Data ECPAT Indonesia, sedikitnya ada 2,5 juta email yang mengandung konten pornografi yang didistribusikan melalui dunia maya.
Merujuk data National Center for Missing and Exploited Children (NCMEC) ditemukan sebanyak 18.747 pornografi online pada anak yang berlangsung tahun 2012 di Indonesia. Angka ini menempatkan Indonesia sebagai salah satu negara terbesar di dunia yang mengakses konten pornografi di dunia maya.
Untuk memerangi transaksi jual beli seks anak secara online, hingga 2013, NAWALA telah berhasil menutup sebanyak 647 website pornografi di dunia.
Berdasarkan data PBB di bidang kekerasan anak, tercatat sekitar 150 juta anak perempuan dan 73 juta anak laki-laki mengalami pemerkosaan maupun kekerasan seksual setiap tahunnya termasuk anak-anak yang mrnjadi objek seks komersial.
Melihat potensi bahaya yang bisa ditimbulkan, ECPAT Indonesia mendorong agar pemerintah membuat undang-undang tentang prostitusi anak.
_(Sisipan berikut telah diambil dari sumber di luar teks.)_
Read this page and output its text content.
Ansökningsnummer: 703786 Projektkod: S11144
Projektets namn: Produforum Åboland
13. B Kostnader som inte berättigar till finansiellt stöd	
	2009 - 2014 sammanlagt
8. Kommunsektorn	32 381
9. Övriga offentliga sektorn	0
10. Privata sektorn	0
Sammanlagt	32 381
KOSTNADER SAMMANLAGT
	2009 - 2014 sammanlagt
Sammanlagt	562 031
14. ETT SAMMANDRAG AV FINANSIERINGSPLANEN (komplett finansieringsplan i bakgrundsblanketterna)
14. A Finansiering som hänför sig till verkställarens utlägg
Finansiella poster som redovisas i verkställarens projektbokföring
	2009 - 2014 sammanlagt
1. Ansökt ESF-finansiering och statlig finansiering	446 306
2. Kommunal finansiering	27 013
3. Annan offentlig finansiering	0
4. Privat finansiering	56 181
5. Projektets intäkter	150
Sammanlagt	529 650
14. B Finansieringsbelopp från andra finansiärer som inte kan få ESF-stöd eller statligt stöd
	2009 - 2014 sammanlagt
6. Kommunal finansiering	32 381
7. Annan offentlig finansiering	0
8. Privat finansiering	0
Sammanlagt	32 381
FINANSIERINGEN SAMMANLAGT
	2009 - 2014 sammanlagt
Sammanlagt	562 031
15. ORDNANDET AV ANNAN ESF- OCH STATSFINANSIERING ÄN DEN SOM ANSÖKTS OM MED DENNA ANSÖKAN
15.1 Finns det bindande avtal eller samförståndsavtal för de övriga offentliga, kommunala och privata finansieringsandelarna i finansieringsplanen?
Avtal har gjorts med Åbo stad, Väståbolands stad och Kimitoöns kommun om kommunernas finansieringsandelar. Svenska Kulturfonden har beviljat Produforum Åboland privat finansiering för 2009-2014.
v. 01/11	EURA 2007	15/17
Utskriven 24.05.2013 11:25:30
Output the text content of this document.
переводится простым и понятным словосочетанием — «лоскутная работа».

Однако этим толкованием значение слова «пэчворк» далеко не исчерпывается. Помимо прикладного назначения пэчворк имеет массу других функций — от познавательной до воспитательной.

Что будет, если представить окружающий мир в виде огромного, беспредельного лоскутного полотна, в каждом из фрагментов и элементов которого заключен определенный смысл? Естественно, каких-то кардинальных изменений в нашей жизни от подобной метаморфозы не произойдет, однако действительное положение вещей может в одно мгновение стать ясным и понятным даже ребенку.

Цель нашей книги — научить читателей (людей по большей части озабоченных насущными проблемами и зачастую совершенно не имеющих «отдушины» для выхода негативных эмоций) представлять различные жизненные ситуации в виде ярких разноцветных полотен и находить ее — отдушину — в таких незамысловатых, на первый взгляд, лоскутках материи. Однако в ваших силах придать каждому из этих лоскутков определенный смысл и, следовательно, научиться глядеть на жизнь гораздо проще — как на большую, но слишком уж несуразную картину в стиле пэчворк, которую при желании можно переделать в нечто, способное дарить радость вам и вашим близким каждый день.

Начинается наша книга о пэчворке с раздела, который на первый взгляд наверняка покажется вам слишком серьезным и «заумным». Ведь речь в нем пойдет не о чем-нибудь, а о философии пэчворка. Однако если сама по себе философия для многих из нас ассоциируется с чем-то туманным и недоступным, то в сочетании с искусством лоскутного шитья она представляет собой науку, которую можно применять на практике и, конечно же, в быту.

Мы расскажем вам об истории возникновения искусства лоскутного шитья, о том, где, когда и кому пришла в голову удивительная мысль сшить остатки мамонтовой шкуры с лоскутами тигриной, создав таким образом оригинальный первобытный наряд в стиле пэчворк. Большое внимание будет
"Pasalnya, melalui undang-undang perlindungan anak, para pembeli (pengguna jasa seks anak) belum bisa dijerat. Sementara itu, ketika dihadapkan dengan proses hukum anak juga tidak mau mengaku. Sehingga diperlukan undang-undang yang bisa menjerat para pembeli seks anak," ujarnya. (Agustin Setyo Wardani)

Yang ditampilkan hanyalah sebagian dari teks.